Per Adrien-Claude Zoller, l’impatto di una simile conferenza potrà però essere misurato solo a livello nazionale. In altre parole, bisognerà vedere come i governi e la società in generale integreranno le proposte della dichiarazione che adotteranno gli Stati al termine della conferenza.

ONG divise

L’attuazione di queste proposte dipenderà molto dall’impegno delle ONG. A Ginevra si presentano però in ordine disperso.

«Nessuno aveva voglia di rivivere l’episodio di Durban. Le provocazioni più gravi sono state fatte nel quadro del Forum ufficiale delle ONG», ricorda Yves Lador.

Secondo Adrien-Claude Zoller vi è anche un’altra ragione a questa dispersione delle ONG e al loro debole impatto sulla conferenza: «Il comitato preparatorio della conferenza è un organo del Consiglio dei diritti dell’uomo, un’istanza che lascia ancora meno spazio alle ONG della vecchia Commissione dei diritti dell’uomo».

swissinfo, Frédéric Burnand, Ginevra
(traduzione dal francese di Daniele Mariani)

La ministra degli esteri svizzera Micheline Calmy-Rey ha annunciato lunedì che non parteciperà alla Conferenza dell’ONU sul razzismo.

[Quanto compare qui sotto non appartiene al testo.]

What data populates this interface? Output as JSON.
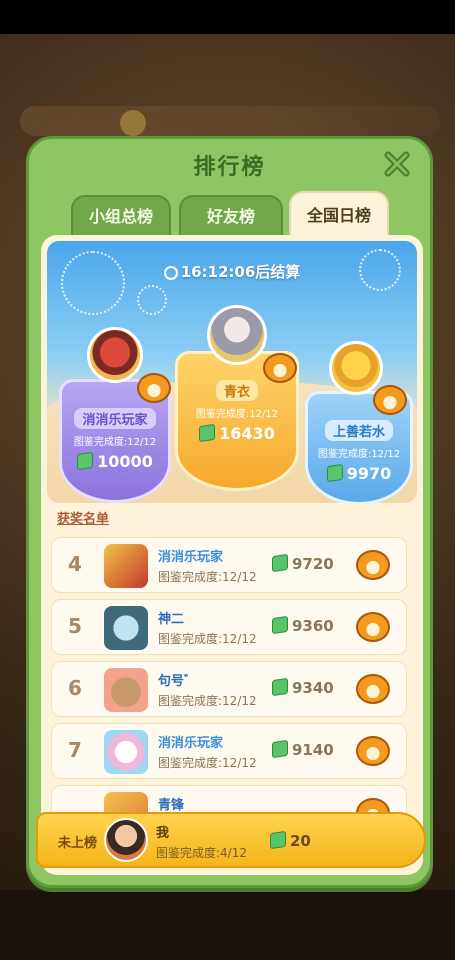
{
  "panel": {
    "title": "排行榜"
  },
  "tabs": [
    {
      "label": "小组总榜"
    },
    {
      "label": "好友榜"
    },
    {
      "label": "全国日榜"
    }
  ],
  "timer": {
    "text": "16:12:06后结算"
  },
  "podium": {
    "first": {
      "name": "青衣",
      "progress": "图鉴完成度:12/12",
      "score": "16430"
    },
    "second": {
      "name": "消消乐玩家",
      "progress": "图鉴完成度:12/12",
      "score": "10000"
    },
    "third": {
      "name": "上善若水",
      "progress": "图鉴完成度:12/12",
      "score": "9970"
    }
  },
  "list": {
    "title": "获奖名单",
    "rows": [
      {
        "rank": "4",
        "name": "消消乐玩家",
        "progress": "图鉴完成度:12/12",
        "score": "9720"
      },
      {
        "rank": "5",
        "name": "神二",
        "progress": "图鉴完成度:12/12",
        "score": "9360"
      },
      {
        "rank": "6",
        "name": "句号゛",
        "progress": "图鉴完成度:12/12",
        "score": "9340"
      },
      {
        "rank": "7",
        "name": "消消乐玩家",
        "progress": "图鉴完成度:12/12",
        "score": "9140"
      },
      {
        "rank": "",
        "name": "青锋",
        "progress": "",
        "score": ""
      }
    ]
  },
  "self": {
    "rank": "未上榜",
    "name": "我",
    "progress": "图鉴完成度:4/12",
    "score": "20"
  },
  "colors": {
    "panel": "#8dc662",
    "accent": "#f4b51a",
    "content": "#fdf3da"
  }
}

La Confederazione è così rappresentata unicamente dal suo ambasciatore.

Negli ultimi giorni diversi Stati hanno comunicato la loro volontà di boicottare la conferenza, in particolare per la presenza del presidente iraniano Mahmud Ahmadinejad. Tra le assenze importante, gli Stati Uniti, la Germania, Israele, il Canada, l’Australia, i Paesi Bassi e l’Italia.

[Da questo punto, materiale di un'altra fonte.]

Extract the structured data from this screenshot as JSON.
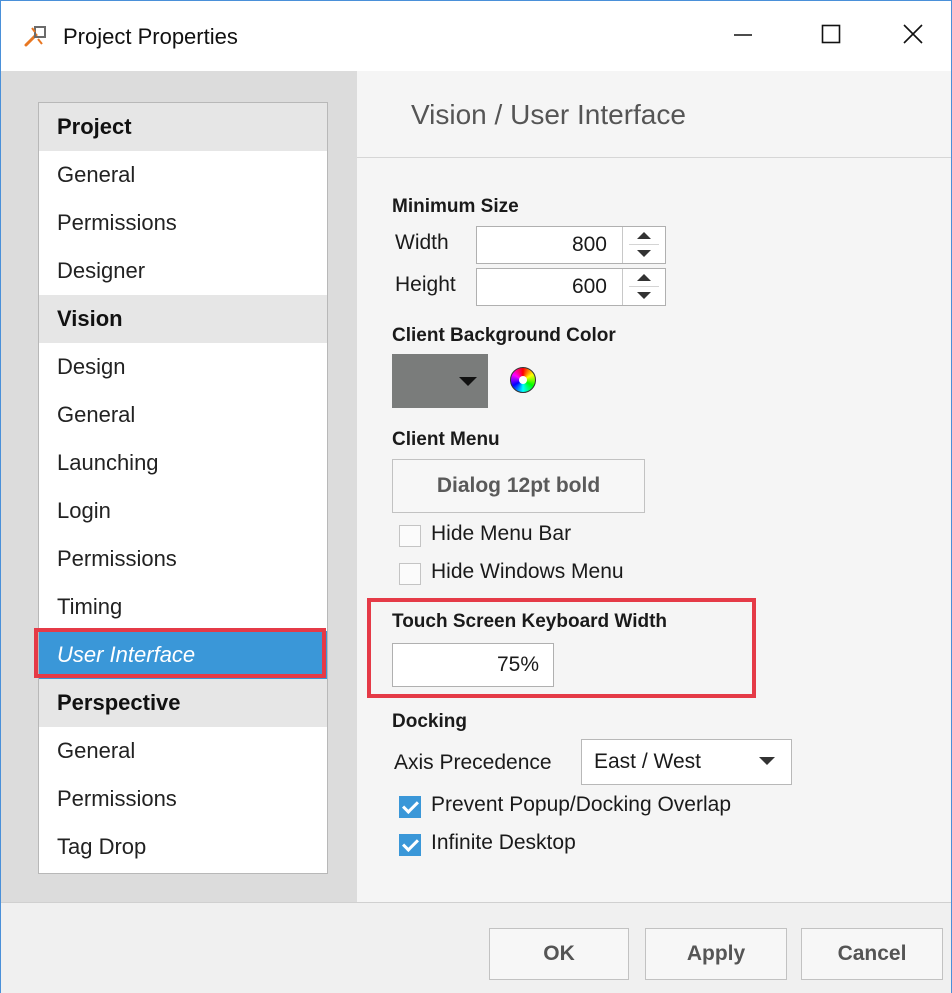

L’obiettivo della conferenza che si è aperta lunedì e che si chiuderà il 24 aprile è di discutere quanto è stato fatto e quanto non è stato realizzato dal primo vertice sul razzismo organizzato nel settembre 2001 nella città sudafricana di Durban.

In Svizzera non è stato allestito alcun piano d’azione per lottare contro il razzismo, come chiedeva la Dichiarazione di Durban del 2001. È la constatazione della Commissione federale contro il razzismo (CFR), secondo cui la lotta al razzismo “non è sufficientemente consolidata nelle strutture federali”.

Alcune delle richieste della Conferenza del 2001 sono tuttavia state attuate anche da Berna, rileva la CFR.

Tra queste vi sono l’istituzione del Servizio per la lotta al razzismo in seno al Dipartimento federale dell’interno, le nuove Costituzioni cantonali che contemplano il divieto di discriminazione, gli sforzi intrapresi per monitorare gli episodi di razzismo a livello svizzero, le misure di sensibilizzazione promosse nei corpi di polizia cantonali o ancora le formazioni specifiche di lotta al razzismo nel settore sanitario.

Le note negative riguardano invece la mancanza di un divieto di discriminazione generale nel diritto civile svizzero, l’insufficienza dell’offerta di consulenza alle vittime, la riluttanza a sanzionare espressioni di razzismo in politica da parte degli organi giudicanti.